Does your stomach growl after a doing a couple of high-energy assemblies? In my letter of agreement, I ask the school to provide lunch for me on the day of my visit. Sometimes, hosts will pick up lunch for me at a local restaurant (i.e. Panera, Subway) and bring it back to the school. Other times, the PTA or the staff decide to do a Pot Luck and the bounty is endless. Once I even had a principal whose school was in a remote area pack a lunch for the both of us (it was yummy!).
Because I ask for schedule approval before it’s posted for the staff, I know how much time I’ll have to eat (usually 40-60 minutes). I don’t like to go off-campus at lunch for fear I won’t get back in time for the afternoon sessions.
I like eating in the teachers’ room with the staff, especially when I’m there for both rotations – primary teachers and intermediate teachers. This gives me a chance to answer questions they may have after my assemblies and to solidify a connection with them. After all, they are the ones who will be reading and recommending my books not to just this year’s classes, but hopefully to classes into eternity.
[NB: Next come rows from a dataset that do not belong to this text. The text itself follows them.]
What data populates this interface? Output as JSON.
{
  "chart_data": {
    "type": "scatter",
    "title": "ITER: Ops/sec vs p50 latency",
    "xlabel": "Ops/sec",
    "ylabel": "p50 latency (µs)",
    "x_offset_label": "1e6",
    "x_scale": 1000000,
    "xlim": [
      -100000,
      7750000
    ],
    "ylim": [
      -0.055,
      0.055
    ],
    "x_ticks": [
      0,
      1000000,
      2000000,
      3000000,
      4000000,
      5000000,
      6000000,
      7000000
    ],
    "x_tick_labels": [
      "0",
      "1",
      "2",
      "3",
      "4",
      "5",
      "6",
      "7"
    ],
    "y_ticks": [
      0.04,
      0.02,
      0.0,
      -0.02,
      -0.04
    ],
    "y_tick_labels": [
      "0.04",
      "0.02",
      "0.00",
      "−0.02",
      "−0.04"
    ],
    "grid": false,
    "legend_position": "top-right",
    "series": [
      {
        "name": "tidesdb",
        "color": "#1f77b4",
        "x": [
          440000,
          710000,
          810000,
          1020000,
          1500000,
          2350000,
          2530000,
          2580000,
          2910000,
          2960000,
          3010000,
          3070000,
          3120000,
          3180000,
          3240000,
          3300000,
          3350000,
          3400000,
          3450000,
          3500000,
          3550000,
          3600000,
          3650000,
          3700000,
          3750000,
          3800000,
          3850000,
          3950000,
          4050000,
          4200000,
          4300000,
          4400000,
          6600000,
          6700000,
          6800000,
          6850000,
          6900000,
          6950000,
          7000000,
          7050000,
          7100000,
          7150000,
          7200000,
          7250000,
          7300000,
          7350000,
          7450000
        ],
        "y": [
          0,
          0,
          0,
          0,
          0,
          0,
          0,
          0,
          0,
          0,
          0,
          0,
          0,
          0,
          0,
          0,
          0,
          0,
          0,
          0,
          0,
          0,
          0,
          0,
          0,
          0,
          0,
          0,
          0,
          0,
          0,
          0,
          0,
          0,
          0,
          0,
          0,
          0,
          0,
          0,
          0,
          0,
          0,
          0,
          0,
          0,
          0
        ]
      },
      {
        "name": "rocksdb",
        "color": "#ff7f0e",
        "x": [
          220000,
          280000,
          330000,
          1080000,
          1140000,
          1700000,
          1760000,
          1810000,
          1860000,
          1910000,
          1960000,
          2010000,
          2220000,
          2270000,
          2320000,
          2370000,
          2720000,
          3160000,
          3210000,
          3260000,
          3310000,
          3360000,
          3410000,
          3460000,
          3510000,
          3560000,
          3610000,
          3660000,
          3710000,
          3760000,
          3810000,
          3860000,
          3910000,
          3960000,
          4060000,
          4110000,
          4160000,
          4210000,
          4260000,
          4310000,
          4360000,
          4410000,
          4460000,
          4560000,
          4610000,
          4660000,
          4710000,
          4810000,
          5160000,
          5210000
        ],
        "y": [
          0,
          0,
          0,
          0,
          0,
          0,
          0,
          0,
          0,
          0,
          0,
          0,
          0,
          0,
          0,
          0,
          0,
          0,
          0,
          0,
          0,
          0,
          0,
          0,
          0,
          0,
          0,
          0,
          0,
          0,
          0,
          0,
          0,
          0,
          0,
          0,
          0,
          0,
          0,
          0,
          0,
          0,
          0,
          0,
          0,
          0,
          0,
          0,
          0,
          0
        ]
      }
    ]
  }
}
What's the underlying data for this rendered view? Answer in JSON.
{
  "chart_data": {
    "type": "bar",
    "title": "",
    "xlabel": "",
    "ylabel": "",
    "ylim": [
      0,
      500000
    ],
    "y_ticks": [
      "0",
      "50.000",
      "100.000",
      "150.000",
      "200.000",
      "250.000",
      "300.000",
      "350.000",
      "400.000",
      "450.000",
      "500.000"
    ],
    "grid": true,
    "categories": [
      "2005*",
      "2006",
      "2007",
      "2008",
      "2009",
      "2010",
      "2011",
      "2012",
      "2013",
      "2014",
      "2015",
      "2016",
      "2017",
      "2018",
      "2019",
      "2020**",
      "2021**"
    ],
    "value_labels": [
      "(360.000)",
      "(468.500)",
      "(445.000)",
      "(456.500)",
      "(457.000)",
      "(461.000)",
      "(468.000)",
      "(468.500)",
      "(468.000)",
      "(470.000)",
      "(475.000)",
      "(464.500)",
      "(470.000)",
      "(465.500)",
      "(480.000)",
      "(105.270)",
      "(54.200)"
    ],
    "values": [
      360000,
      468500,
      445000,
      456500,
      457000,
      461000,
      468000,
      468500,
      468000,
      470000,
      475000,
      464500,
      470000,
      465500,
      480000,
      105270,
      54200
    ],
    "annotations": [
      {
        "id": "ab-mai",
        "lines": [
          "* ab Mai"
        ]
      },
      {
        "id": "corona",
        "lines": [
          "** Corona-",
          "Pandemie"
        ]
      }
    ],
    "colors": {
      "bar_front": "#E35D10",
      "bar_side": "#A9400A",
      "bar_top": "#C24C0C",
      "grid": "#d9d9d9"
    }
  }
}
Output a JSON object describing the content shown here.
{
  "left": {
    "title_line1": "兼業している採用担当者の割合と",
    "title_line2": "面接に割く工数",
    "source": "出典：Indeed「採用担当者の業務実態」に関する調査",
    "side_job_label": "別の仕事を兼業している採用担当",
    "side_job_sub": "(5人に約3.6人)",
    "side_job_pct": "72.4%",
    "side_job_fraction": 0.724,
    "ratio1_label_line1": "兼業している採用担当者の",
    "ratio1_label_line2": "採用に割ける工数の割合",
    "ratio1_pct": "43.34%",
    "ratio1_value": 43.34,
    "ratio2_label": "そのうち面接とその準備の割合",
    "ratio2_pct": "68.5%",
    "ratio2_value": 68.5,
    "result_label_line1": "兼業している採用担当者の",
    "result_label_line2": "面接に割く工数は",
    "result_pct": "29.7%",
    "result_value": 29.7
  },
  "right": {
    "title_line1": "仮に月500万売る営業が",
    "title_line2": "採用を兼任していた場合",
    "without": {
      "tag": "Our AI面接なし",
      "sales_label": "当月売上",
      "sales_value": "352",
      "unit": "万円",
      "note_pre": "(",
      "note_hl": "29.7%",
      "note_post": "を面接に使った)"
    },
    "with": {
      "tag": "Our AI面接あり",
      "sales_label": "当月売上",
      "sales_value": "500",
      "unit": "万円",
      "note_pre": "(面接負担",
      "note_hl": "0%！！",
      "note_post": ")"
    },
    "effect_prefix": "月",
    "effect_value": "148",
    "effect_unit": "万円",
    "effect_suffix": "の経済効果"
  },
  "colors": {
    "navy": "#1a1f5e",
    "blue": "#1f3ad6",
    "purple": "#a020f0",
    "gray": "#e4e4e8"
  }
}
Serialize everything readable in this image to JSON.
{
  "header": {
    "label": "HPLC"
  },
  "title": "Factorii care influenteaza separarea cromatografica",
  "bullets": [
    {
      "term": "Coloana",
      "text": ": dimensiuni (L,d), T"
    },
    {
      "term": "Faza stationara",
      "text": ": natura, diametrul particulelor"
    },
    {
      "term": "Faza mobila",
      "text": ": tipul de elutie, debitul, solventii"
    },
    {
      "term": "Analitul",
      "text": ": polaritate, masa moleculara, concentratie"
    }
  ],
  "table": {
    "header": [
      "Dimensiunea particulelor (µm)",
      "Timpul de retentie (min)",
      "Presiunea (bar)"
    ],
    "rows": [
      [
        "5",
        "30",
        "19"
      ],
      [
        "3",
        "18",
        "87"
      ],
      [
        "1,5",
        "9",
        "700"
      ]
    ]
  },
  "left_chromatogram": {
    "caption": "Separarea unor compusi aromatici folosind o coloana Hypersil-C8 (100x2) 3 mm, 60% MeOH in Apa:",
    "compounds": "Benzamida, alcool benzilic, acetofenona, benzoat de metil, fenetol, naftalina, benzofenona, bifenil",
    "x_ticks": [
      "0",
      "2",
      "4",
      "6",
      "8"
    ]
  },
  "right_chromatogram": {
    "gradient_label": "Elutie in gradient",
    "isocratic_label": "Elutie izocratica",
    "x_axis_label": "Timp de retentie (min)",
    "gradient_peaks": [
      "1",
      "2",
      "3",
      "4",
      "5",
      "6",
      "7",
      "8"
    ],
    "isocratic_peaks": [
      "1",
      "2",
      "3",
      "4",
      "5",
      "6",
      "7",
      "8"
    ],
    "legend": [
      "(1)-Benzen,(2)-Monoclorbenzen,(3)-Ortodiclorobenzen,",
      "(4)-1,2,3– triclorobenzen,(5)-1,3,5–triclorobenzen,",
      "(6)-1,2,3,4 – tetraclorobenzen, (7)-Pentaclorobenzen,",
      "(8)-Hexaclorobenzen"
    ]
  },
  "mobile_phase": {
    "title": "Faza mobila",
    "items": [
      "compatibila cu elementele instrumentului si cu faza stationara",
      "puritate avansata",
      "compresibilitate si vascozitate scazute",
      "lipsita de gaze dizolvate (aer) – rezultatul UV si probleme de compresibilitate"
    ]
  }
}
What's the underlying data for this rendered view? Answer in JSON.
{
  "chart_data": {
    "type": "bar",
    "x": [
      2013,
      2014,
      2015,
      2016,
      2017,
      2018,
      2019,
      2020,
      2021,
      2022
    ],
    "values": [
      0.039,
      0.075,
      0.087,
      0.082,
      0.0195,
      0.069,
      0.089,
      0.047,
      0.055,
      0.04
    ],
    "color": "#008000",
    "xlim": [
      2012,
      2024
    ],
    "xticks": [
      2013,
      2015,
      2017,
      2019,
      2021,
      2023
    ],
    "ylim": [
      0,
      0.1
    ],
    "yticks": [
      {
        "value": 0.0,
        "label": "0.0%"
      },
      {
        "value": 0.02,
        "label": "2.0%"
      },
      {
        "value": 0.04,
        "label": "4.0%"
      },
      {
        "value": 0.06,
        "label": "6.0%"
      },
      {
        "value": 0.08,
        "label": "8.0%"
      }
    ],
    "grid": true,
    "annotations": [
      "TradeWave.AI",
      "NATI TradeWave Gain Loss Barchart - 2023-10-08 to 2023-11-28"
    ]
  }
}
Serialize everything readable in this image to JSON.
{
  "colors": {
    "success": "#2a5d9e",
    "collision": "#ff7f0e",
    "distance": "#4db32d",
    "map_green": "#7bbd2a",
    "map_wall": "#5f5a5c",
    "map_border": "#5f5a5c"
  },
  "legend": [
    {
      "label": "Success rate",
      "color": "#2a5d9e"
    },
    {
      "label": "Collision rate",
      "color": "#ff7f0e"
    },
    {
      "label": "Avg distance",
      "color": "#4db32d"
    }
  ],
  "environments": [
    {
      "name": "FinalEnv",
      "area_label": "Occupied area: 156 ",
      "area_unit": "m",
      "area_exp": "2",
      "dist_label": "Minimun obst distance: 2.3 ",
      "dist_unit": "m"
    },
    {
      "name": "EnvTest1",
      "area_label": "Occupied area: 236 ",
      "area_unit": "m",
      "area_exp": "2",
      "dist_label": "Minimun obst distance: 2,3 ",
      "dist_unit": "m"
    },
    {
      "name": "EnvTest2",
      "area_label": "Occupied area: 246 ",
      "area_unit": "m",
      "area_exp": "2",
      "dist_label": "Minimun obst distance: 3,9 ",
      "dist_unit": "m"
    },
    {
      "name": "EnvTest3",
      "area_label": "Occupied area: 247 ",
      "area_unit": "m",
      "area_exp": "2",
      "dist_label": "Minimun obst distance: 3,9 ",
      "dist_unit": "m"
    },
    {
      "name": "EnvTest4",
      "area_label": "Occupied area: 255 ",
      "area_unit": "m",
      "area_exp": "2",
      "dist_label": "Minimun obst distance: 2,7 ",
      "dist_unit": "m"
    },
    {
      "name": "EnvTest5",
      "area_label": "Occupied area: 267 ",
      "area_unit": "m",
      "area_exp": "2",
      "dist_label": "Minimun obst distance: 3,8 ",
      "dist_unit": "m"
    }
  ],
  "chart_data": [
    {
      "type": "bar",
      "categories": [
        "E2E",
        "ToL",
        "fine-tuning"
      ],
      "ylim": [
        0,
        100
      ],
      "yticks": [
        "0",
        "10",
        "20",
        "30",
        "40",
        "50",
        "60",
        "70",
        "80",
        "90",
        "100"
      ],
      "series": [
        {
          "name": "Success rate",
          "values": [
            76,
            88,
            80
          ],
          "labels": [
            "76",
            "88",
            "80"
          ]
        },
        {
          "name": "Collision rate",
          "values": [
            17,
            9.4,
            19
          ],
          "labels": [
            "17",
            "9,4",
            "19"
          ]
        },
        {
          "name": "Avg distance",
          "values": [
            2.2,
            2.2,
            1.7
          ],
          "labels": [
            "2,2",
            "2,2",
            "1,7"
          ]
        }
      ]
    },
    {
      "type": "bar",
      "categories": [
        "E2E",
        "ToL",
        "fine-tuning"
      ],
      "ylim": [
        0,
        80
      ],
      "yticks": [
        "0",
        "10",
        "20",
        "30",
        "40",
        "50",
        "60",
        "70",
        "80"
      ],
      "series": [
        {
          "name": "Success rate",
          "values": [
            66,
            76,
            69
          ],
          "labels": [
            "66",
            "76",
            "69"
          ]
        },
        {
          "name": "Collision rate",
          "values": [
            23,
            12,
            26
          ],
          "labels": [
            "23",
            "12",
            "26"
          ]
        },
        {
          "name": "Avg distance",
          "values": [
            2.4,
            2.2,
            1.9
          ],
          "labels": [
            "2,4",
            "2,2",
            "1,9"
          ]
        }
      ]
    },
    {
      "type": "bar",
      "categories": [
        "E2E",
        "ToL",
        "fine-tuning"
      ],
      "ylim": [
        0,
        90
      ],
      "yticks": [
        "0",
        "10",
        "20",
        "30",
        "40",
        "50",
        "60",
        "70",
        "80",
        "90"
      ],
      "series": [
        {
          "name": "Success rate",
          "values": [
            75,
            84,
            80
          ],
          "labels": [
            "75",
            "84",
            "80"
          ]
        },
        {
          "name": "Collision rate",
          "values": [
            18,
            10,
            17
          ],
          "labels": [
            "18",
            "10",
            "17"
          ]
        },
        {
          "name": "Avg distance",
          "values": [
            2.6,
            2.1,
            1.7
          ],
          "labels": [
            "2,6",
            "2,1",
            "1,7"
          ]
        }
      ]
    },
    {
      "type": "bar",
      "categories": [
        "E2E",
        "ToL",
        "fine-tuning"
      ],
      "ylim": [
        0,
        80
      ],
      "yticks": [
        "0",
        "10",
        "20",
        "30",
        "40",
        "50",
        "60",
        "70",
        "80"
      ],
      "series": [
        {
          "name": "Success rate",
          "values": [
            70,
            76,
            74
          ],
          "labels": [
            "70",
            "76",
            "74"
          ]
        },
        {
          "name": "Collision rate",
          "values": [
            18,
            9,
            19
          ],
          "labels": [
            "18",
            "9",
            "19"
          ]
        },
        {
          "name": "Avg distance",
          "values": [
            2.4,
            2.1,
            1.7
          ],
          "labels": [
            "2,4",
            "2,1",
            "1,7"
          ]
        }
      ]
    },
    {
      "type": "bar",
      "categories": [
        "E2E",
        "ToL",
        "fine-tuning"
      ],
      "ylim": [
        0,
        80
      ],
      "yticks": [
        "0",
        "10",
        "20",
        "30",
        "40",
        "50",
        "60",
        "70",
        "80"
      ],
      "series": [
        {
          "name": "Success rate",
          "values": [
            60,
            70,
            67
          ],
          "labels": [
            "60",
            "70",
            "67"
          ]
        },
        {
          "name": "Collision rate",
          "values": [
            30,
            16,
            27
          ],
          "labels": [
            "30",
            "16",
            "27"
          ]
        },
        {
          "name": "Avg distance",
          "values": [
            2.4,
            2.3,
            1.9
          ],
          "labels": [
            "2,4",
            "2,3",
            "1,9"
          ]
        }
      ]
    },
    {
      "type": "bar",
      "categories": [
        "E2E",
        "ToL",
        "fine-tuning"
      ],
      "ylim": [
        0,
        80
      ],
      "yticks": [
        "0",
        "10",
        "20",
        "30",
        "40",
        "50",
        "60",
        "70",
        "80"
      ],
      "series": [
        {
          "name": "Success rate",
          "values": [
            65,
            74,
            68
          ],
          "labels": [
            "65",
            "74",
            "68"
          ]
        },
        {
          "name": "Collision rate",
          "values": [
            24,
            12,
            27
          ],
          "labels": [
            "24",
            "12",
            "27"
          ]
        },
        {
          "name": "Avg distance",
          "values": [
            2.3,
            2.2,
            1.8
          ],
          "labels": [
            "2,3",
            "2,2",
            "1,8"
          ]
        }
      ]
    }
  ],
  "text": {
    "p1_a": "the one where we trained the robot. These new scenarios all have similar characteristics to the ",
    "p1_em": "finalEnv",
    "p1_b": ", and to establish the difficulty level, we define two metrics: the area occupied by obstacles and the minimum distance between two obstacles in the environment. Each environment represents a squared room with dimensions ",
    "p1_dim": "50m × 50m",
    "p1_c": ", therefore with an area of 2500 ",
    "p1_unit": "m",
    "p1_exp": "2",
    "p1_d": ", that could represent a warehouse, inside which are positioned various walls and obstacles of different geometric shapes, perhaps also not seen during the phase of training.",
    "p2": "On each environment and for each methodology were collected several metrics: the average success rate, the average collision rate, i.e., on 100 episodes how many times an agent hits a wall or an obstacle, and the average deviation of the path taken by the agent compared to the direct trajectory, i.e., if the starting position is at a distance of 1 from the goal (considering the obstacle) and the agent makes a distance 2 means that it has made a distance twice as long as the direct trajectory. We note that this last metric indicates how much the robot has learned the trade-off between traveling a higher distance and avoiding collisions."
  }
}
Occasionally, a school will want me to have lunch with selected kids as a reward to them. While I appreciate their wanting to do this for the kids, I do feel more like a host than a participant and end up having to keep the conversational ball rolling. Kids who are wildly expressive in class can often be shy when having lunch in the library instead of the multipurpose room.
If you’re an author who needs a bit of quiet at lunchtime to recharge for the next leg of your day, be sure to spell that out in your agreement. You can’t blame the school for wanting as much face-time with you as possible, but they will respect your request for quiet moments if they know about it ahead of time.